The RadioObjx Aeronautical Propagation model allows the planning and coordination of aeronautical mobile systems but can be applied where there is need for prediction of ground-to-air, air-to-ground and air-to-air paths. For more information about ATDI software components for use with ATDI planning tools or embedded in other third party systems, please contact us.
Core Transmission Model
The model is a hybrid, based on a core transmission model and an optional obstacle diffraction algorithm. The core model reproduces the published set of reference curves in the ITU-R recommendation entitled Propagation Curves for Aeronautical Mobile and Radio Navigation Services using the VHF, UHF and SHF bands. The obstacle model is based on the recommendation ITU-R P. 526-7 Propagation by Diffraction, and if selected, the diffraction losses calculated will be added to the loss of the core transmission loss. The model manifests itself as a DLL that may be used in conjunction with ATDI planning tools or as a COM object or EXE to be embedded in other software systems.
The core transmission loss model is based on an implementation of the IF-77 propagation algorithm, from which the original curves of ITU-R P. 528-2 were derived. This means that heights and frequencies that do not exist in the published curves are computed rather than interpolated. The model is constrained to give basic transmission loss for 5%, 50% and 95% of the time for antenna heights in the range 0.5 to at least 50,000metres. The frequency range of the implementation is limited to the range from 100MHz to 20GHz and is applicable to paths of up to 1800km.

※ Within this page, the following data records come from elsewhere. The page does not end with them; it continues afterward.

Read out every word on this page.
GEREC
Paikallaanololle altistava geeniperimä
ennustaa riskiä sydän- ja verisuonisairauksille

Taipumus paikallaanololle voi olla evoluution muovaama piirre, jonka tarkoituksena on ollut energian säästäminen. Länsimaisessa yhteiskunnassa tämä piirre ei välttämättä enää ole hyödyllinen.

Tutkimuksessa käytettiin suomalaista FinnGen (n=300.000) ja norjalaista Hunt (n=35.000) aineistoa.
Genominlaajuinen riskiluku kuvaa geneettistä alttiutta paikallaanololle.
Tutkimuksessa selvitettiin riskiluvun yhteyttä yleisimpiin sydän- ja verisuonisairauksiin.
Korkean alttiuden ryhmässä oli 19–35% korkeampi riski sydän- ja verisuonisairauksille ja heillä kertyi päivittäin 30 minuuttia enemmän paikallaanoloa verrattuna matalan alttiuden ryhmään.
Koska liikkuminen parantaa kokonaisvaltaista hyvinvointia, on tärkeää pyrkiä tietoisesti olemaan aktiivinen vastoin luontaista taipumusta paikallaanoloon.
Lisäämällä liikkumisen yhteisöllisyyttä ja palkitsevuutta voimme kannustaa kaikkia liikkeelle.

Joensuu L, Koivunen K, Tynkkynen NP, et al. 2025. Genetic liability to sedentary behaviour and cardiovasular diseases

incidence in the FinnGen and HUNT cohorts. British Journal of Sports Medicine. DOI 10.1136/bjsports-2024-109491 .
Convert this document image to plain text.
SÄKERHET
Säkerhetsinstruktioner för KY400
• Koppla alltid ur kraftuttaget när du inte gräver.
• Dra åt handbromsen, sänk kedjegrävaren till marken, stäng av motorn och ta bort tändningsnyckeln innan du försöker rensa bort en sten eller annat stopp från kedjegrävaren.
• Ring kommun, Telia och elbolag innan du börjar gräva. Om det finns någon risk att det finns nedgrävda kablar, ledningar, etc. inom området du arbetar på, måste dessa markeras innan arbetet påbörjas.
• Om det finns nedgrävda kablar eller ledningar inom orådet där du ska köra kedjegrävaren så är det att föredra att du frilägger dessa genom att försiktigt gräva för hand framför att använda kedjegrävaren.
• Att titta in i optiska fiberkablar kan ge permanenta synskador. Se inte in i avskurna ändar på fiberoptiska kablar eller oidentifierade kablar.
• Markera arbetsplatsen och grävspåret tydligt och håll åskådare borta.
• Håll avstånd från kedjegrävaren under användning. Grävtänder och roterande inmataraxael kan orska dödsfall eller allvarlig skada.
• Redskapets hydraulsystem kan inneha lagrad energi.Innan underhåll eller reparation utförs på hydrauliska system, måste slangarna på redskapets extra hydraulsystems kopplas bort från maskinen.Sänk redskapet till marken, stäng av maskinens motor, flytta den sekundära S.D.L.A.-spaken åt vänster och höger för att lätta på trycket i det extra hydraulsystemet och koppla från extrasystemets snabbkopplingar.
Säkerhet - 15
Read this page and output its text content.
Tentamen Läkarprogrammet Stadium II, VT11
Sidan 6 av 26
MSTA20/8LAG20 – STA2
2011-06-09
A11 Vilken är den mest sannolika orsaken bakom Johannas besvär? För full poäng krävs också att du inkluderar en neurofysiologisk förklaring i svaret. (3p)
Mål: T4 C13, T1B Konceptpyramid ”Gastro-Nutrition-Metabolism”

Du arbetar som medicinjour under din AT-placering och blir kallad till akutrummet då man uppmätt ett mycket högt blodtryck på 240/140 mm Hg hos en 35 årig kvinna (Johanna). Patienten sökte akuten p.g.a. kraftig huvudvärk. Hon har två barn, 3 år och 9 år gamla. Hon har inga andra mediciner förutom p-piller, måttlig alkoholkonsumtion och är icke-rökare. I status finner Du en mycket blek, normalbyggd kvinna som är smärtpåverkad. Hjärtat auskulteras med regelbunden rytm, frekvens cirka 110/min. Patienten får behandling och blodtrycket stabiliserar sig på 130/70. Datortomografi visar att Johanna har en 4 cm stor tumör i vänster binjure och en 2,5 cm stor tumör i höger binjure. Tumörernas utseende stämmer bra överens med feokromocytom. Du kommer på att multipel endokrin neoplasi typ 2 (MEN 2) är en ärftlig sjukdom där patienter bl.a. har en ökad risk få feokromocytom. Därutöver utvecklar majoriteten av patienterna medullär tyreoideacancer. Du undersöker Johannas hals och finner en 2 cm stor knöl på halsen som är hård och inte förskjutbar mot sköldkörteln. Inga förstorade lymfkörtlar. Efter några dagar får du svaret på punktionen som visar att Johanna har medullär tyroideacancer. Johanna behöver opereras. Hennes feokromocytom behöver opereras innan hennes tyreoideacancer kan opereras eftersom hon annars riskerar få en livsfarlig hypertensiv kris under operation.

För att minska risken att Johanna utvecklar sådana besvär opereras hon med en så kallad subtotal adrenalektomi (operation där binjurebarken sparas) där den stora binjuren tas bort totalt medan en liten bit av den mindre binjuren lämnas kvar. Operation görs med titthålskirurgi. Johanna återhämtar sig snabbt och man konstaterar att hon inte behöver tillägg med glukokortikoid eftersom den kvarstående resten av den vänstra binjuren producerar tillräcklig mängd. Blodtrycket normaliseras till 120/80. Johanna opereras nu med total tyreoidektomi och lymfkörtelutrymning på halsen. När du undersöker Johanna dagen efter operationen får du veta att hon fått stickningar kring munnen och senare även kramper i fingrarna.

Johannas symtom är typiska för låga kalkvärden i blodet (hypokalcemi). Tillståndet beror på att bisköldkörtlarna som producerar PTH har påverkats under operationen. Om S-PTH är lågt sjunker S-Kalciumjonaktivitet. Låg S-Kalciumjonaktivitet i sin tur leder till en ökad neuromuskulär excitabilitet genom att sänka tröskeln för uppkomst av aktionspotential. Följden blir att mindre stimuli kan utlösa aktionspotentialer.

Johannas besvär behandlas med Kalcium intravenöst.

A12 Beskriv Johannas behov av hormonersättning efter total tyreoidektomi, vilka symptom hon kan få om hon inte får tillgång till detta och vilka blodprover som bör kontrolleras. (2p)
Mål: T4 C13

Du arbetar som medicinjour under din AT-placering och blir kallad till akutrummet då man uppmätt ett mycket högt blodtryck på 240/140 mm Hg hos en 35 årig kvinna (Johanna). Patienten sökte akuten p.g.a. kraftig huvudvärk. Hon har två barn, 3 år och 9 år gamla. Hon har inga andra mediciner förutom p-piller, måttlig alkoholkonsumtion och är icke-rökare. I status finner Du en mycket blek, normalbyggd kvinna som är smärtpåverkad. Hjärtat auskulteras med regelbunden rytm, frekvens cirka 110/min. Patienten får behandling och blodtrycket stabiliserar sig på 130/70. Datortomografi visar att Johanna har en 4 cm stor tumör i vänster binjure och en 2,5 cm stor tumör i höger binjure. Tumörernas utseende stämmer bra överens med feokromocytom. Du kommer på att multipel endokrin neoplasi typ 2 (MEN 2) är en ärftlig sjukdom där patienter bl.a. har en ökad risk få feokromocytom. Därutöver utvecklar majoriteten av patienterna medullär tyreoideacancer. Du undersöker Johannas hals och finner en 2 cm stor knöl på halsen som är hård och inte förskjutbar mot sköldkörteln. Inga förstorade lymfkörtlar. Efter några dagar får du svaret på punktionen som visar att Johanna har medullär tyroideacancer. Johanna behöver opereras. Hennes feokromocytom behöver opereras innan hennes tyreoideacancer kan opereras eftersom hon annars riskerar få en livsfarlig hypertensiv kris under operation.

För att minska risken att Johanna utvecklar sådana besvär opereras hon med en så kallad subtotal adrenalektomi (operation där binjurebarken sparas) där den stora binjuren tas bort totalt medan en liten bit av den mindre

Obstacle Diffraction Model
The core model diffraction computations are limited to smooth earth calculations and no account is made of irregular terrain obstacles. While IF-77 has an obstacle model, this is not applied because it suffers from a limitation that the highest antenna height must be greater than the highest obstacle and would be invalid for low altitude aeronautical platforms. A separate algorithm is used to correct the core model based upon the double isolated edge method specified in the section Diffraction over obstacles and irregular terrain from § 4.4 of ITU-R P.526-7. This model is applied only to obstacles in the region near the radio horizon limited to 15km from the transmitter and receiver and is not applied to obstacles in the mid path. This approach gives a conservative correction to the core model without overestimating obstacle diffraction loss.